And the award for best opening line of an Oscars 2019 postmortem goes to the Guardian’s Catherine Shoard: “It was all going so well.” The better part of the three-hour-plus telecast of the ninety-first Academy Awards was, as Willa Paskin puts it at Slate, “the best, most lithe, most invigorating, diverse, engaging Oscars in recent memory.” Turns out, not having a host makes for a pretty zippy show. At Vulture, Matt Zoller Seitz suggests that, as of Sunday night, it’s “now easier to recognize that committing to a host also meant committing to a series of human-shaped speed bumps that must be surmounted between categories.” The New York Times’ James Poniewozik agrees: “Maybe the secret to an awards show isn’t joke writing or pizza-and-selfies stunts but faith: trusting in the moments that come from serendipity and emotion—which is to say, usually, from awards. The only way to get those moments is to get out of the way and hope.”
The show was also a triumphant reflection of the Academy’s conscious efforts to diversify its membership. Spike Lee finally, finally won in a competitive category. Costume designer Ruth E. Carter and production designer Hannah Beachler became the first African American women to win in their categories for their work on Black Panther. Alfonso Cuarón, whose Roma, an ode to a Mexican maid of indigenous heritage, won best foreign language film, also scored best director and cinematographer. Accepting the best actor award for his turn as Freddie Mercury in Bohemian Rhapsody, Rami Malek thanked his Egyptian immigrant parents. Winners with Asian backgrounds included Domee Shi (Bao, best animated short), Rayka Zehtabch (Period. End of Sentence, best live action short), and Jimmy Chin and Elizabeth Chai Vasarhelyi (Free Solo, best documentary feature). And then, despite—or perhaps because of, as Nate Jones suggests at Vulture—the critical pile-on that followed its win at the Golden Globes, the best picture Oscar went to Green Book.

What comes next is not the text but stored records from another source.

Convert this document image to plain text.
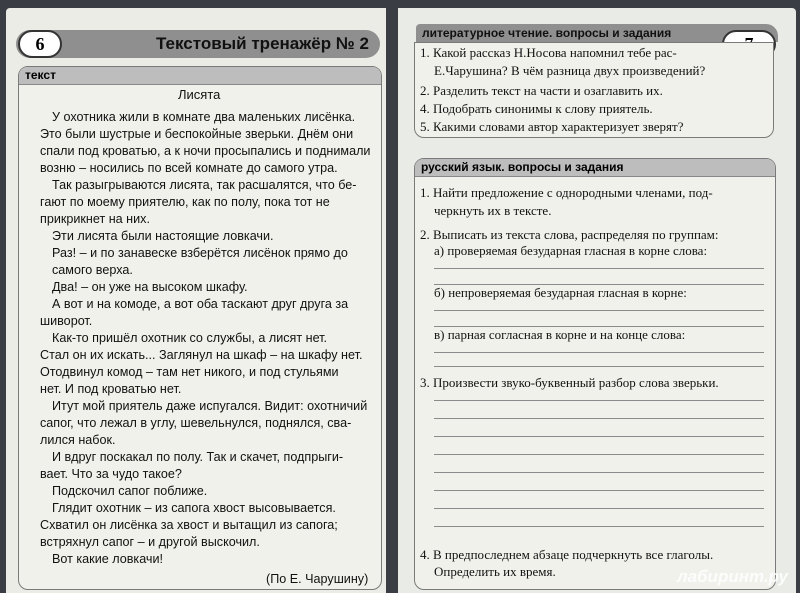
6	Текстовый тренажёр № 2
текст
Лисята
(По Е. Чарушину)
У охотника жили в комнате два маленьких лисёнка.
Это были шустрые и беспокойные зверьки. Днём они
спали под кроватью, а к ночи просыпались и поднимали
возню – носились по всей комнате до самого утра.
Так разыгрываются лисята, так расшалятся, что бе-
гают по моему приятелю, как по полу, пока тот не
прикрикнет на них.
Эти лисята были настоящие ловкачи.
Раз! – и по занавеске взберётся лисёнок прямо до
самого верха.
Два! – он уже на высоком шкафу.
А вот и на комоде, а вот оба таскают друг друга за
шиворот.
Как-то пришёл охотник со службы, а лисят нет.
Стал он их искать... Заглянул на шкаф – на шкафу нет.
Отодвинул комод – там нет никого, и под стульями
нет. И под кроватью нет.
Итут мой приятель даже испугался. Видит: охотничий
сапог, что лежал в углу, шевельнулся, поднялся, сва-
лился набок.
И вдруг поскакал по полу. Так и скачет, подпрыги-
вает. Что за чудо такое?
Подскочил сапог поближе.
Глядит охотник – из сапога хвост высовывается.
Схватил он лисёнка за хвост и вытащил из сапога;
встряхнул сапог – и другой выскочил.
Вот какие ловкачи!
литературное чтение. вопросы и задания
русский язык. вопросы и задания
1. Найти предложение с однородными членами, под-
черкнуть их в тексте.
2. Выписать из текста слова, распределяя по группам:
а) проверяемая безударная гласная в корне слова:
б) непроверяемая безударная гласная в корне:
в) парная согласная в корне и на конце слова:
3. Произвести звуко-буквенный разбор слова зверьки.
4. В предпоследнем абзаце подчеркнуть все глаголы.
Определить их время.
1. Какой рассказ Н.Носова напомнил тебе рас-
Е.Чарушина? В чём разница двух произведений?
2. Разделить текст на части и озаглавить их.
4. Подобрать синонимы к слову приятель.
5. Какими словами автор характеризует зверят?
лабиринт.ру
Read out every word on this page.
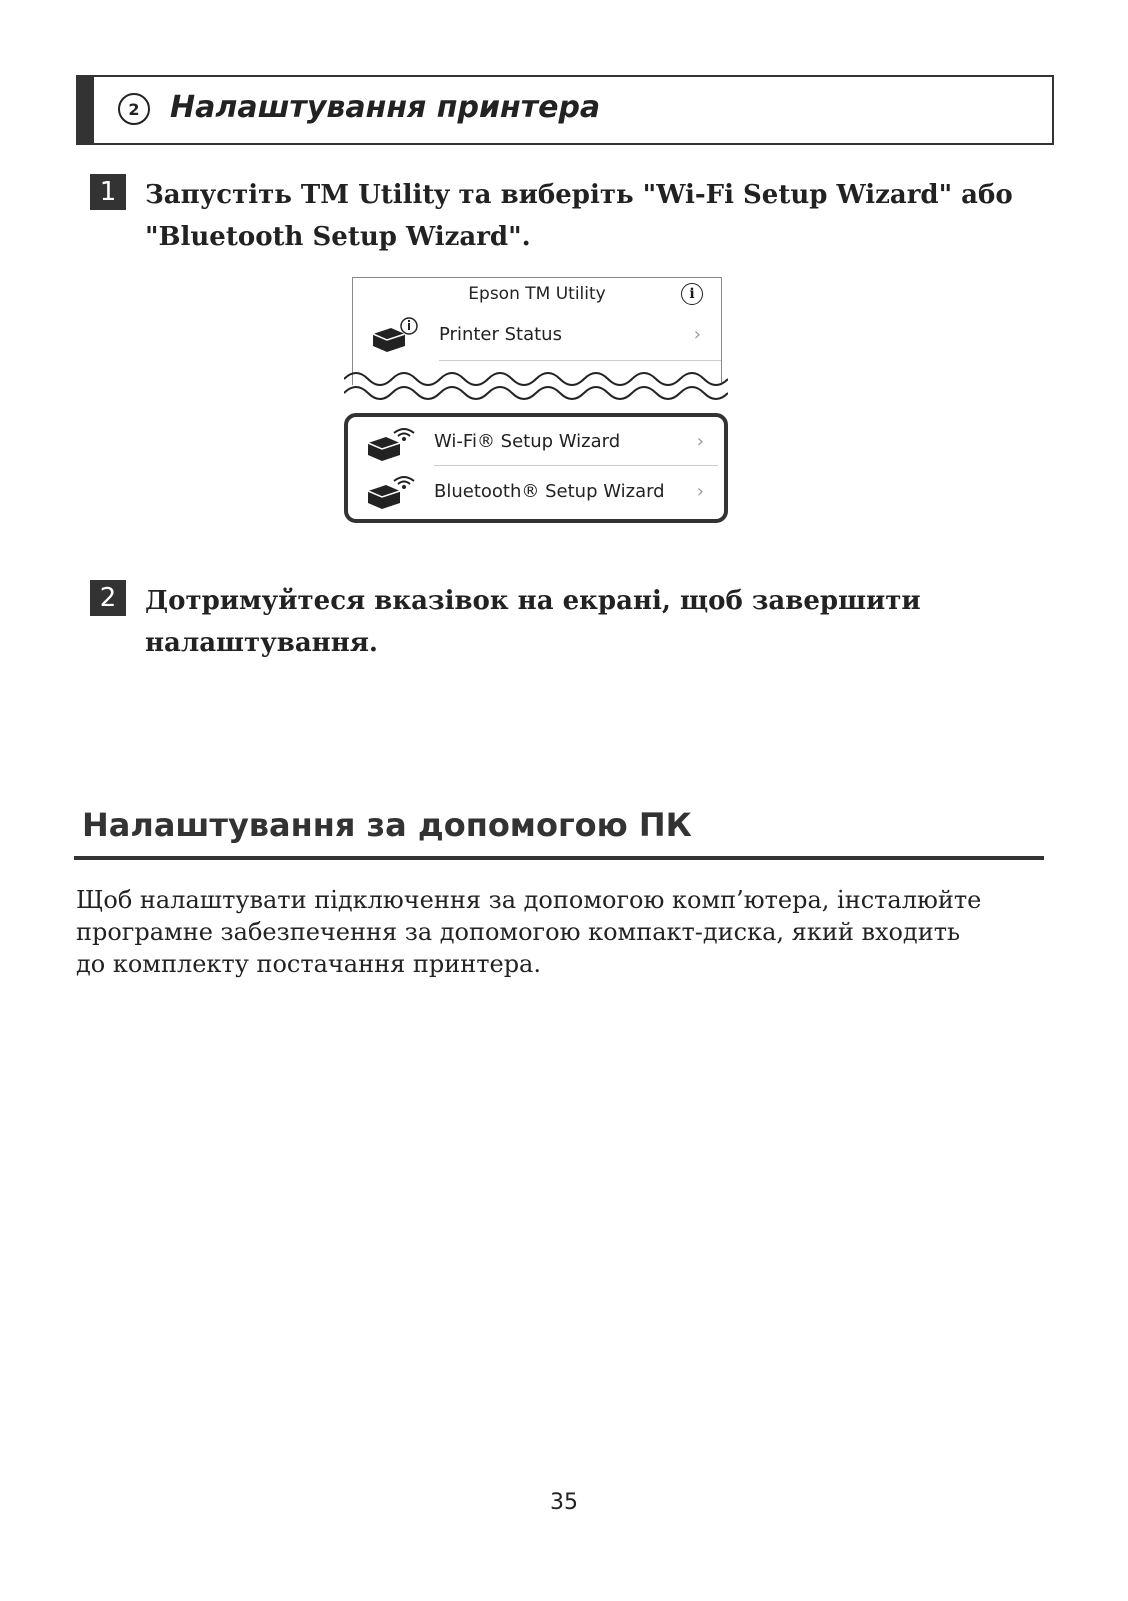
2	Налаштування принтера
1	Запустіть TM Utility та виберіть "Wi-Fi Setup Wizard" або
"Bluetooth Setup Wizard".
Epson TM Utility	i
Printer Status	›
Wi-Fi® Setup Wizard	›
Bluetooth® Setup Wizard ›
2	Дотримуйтеся вказівок на екрані, щоб завершити
налаштування.
Налаштування за допомогою ПК
Щоб налаштувати підключення за допомогою комп’ютера, інсталюйте
програмне забезпечення за допомогою компакт-диска, який входить
до комплекту постачання принтера.
35
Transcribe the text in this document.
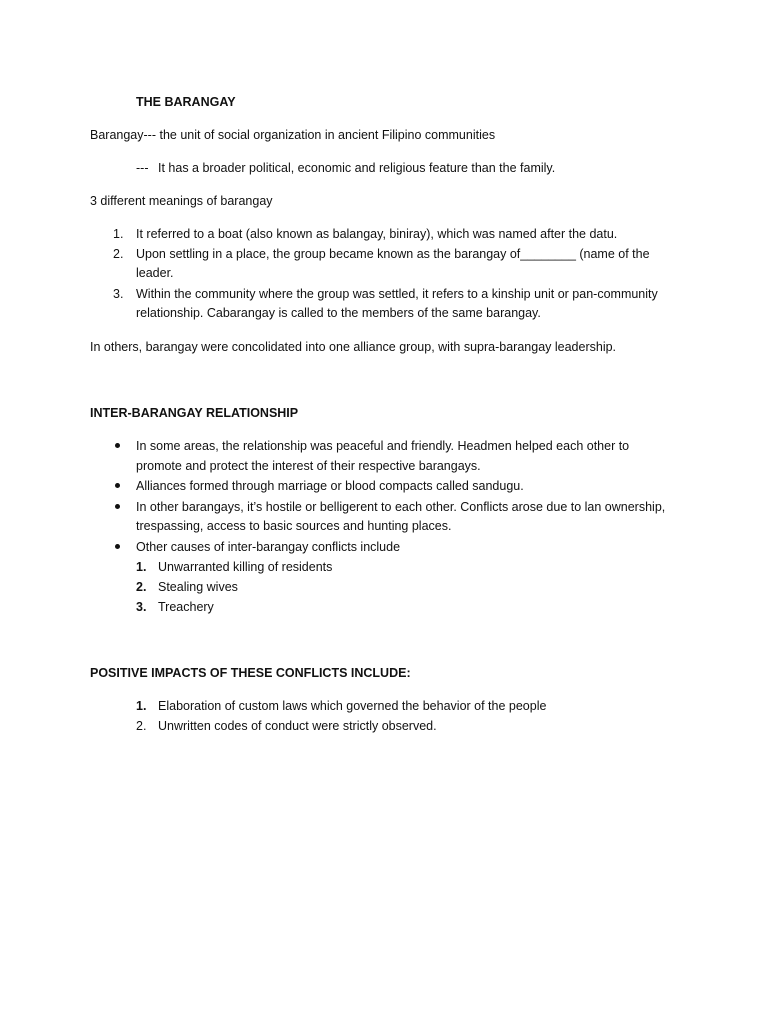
THE BARANGAY
Barangay--- the unit of social organization in ancient Filipino communities
--- It has a broader political, economic and religious feature than the family.
3 different meanings of barangay
1. It referred to a boat (also known as balangay, biniray), which was named after the datu.
2. Upon settling in a place, the group became known as the barangay of________ (name of the
leader.
3. Within the community where the group was settled, it refers to a kinship unit or pan-community
relationship. Cabarangay is called to the members of the same barangay.
In others, barangay were concolidated into one alliance group, with supra-barangay leadership.
INTER-BARANGAY RELATIONSHIP
In some areas, the relationship was peaceful and friendly. Headmen helped each other to
promote and protect the interest of their respective barangays.
Alliances formed through marriage or blood compacts called sandugu.
In other barangays, it’s hostile or belligerent to each other. Conflicts arose due to lan ownership,
trespassing, access to basic sources and hunting places.
Other causes of inter-barangay conflicts include
1. Unwarranted killing of residents
2. Stealing wives
3. Treachery
POSITIVE IMPACTS OF THESE CONFLICTS INCLUDE:
1. Elaboration of custom laws which governed the behavior of the people
2. Unwritten codes of conduct were strictly observed.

The Los Angeles Times’ Justin Chang argues that Green Book, based on the memories of Tony Vallelonga (Viggo Mortensen), a bouncer who drove pianist Don Shirley (best supporting actor winner Mahershala Ali) through the American South of the 1960s, is “the worst best picture Oscar winner since Crash, and I don’t make the comparison lightly. Like that 2005 movie, Peter Farrelly’s interracial buddy dramedy is insultingly glib and hucksterish, a self-satisfied crock masquerading as an olive branch. It reduces the long, barbaric and ongoing history of American racism to a problem, a formula, a dramatic equation that can be balanced and solved. Green Book is an embarrassment; the film industry’s unquestioning embrace of it is another.”